Retail experts say data from the country’s major ports shows that businesses are taking advantage of this summer’s pause in tariff increases on China by the Trump administration, which could contribute to another challenge.
While still below levels seen during last summer, imports are expected to reach 2.01 million TEU or Twenty-Foot Equivalent Units — one 20-foot container or its equivalent, in June, according to the National Retail Federation (NRF). That would be up slightly from May’s projected 1.91 million TEU. Imports are forecast to stay above or near 2 million TEU through August before dropping sharply again in September and through the remainder of the year.
“This is the busiest time of the year for retailers as they enter the back-to-school season and prepare for the fall-winter holiday season,” said Jonathan Gold, NRF vice president for supply chain and customs policy, in a statement. “Retailers want to ensure consumers will be able to find the products they need and want at prices they can afford.”

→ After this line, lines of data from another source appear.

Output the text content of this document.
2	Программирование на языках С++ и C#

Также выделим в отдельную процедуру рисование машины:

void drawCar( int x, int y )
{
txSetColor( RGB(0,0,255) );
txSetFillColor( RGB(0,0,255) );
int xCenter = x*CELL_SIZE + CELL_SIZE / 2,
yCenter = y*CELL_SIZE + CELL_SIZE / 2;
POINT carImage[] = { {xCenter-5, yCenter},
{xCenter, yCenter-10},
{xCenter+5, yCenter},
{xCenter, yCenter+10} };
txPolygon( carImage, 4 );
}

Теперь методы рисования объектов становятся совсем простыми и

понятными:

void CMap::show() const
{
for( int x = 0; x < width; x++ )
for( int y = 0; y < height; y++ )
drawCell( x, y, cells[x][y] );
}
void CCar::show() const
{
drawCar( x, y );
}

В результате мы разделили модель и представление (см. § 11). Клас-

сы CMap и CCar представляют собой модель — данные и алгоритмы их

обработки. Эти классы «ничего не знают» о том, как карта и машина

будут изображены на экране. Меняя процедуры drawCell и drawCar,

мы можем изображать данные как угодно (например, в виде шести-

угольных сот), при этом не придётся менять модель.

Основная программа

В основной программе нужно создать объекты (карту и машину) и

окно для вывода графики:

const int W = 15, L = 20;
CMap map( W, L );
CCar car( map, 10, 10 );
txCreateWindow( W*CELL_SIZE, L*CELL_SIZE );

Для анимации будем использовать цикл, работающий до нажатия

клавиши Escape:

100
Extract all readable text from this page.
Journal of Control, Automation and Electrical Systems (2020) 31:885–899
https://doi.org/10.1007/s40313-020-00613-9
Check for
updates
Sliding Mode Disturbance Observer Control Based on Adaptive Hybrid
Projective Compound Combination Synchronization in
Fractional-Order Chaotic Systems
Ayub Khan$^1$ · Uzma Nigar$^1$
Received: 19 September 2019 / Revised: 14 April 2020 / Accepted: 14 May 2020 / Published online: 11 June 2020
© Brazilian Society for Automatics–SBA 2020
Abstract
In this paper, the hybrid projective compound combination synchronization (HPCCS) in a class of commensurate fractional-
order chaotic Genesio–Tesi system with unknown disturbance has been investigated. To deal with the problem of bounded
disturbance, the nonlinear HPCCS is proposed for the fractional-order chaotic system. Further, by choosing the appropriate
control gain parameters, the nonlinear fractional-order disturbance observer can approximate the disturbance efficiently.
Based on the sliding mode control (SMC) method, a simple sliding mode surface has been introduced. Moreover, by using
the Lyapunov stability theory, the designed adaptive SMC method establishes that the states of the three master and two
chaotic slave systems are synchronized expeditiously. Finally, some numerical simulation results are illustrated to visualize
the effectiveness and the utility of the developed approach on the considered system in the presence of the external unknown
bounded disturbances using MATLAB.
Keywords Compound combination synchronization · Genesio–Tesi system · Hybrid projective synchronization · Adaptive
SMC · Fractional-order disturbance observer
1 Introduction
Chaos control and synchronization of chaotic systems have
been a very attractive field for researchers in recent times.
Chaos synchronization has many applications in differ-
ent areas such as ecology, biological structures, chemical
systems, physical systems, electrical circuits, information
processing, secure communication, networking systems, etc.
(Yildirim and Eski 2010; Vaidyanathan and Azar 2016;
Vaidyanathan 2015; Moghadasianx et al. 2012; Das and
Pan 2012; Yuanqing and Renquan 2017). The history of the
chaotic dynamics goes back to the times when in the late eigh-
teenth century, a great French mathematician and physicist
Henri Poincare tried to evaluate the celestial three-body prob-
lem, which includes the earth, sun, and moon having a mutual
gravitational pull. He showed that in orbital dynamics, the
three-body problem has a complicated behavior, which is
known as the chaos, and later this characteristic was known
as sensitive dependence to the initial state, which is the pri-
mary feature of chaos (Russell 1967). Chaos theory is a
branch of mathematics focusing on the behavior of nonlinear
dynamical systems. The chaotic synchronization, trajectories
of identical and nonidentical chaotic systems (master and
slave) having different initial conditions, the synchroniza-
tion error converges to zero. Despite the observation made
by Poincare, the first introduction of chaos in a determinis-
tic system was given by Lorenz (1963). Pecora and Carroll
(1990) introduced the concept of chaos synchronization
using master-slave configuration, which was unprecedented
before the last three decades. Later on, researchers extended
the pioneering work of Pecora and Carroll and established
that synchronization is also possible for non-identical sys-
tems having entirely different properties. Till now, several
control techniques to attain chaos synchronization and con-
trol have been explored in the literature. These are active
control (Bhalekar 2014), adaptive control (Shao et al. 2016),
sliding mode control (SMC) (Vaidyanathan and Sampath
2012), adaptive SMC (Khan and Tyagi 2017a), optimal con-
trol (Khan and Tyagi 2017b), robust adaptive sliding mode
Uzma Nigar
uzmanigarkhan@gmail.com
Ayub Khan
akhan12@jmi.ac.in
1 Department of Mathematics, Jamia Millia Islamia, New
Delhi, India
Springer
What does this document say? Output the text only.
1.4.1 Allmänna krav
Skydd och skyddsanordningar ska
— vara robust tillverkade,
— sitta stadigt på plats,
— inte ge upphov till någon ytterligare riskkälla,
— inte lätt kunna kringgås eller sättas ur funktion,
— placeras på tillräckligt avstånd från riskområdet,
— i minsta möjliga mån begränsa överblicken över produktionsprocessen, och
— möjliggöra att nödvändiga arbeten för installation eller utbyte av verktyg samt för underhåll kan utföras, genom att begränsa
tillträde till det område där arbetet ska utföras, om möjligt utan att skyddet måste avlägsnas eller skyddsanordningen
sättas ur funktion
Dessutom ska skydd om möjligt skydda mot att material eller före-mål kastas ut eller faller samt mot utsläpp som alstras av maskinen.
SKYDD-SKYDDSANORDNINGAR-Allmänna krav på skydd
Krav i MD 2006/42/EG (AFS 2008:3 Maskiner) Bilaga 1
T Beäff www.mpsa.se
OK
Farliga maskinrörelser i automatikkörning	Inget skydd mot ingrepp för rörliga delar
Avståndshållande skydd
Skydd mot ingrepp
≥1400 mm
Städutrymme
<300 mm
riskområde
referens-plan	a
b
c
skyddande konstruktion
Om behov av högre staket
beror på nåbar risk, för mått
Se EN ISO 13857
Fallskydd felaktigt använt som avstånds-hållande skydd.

However, national trade groups are sounding the alarm over potential supply chain disruptions reminiscent of those seen during the pandemic during the pause.
“The 90-day suspensions on reciprocal tariffs (ending July 9) and China tariffs (ending August 12) have prompted a surge in import activity, contributing to rising freight rates and early signs of port congestion,” according to a release from the Washington Retail Association.
The state and national retail groups along with other business organizations, have requested Transportation Secretary Sean Duffy, Commerce Secretary Howard Lutnick, and Federal Maritime Commission Chair Louis Sola to work with industry stakeholders to avoid widespread port delays and economic ripple effects.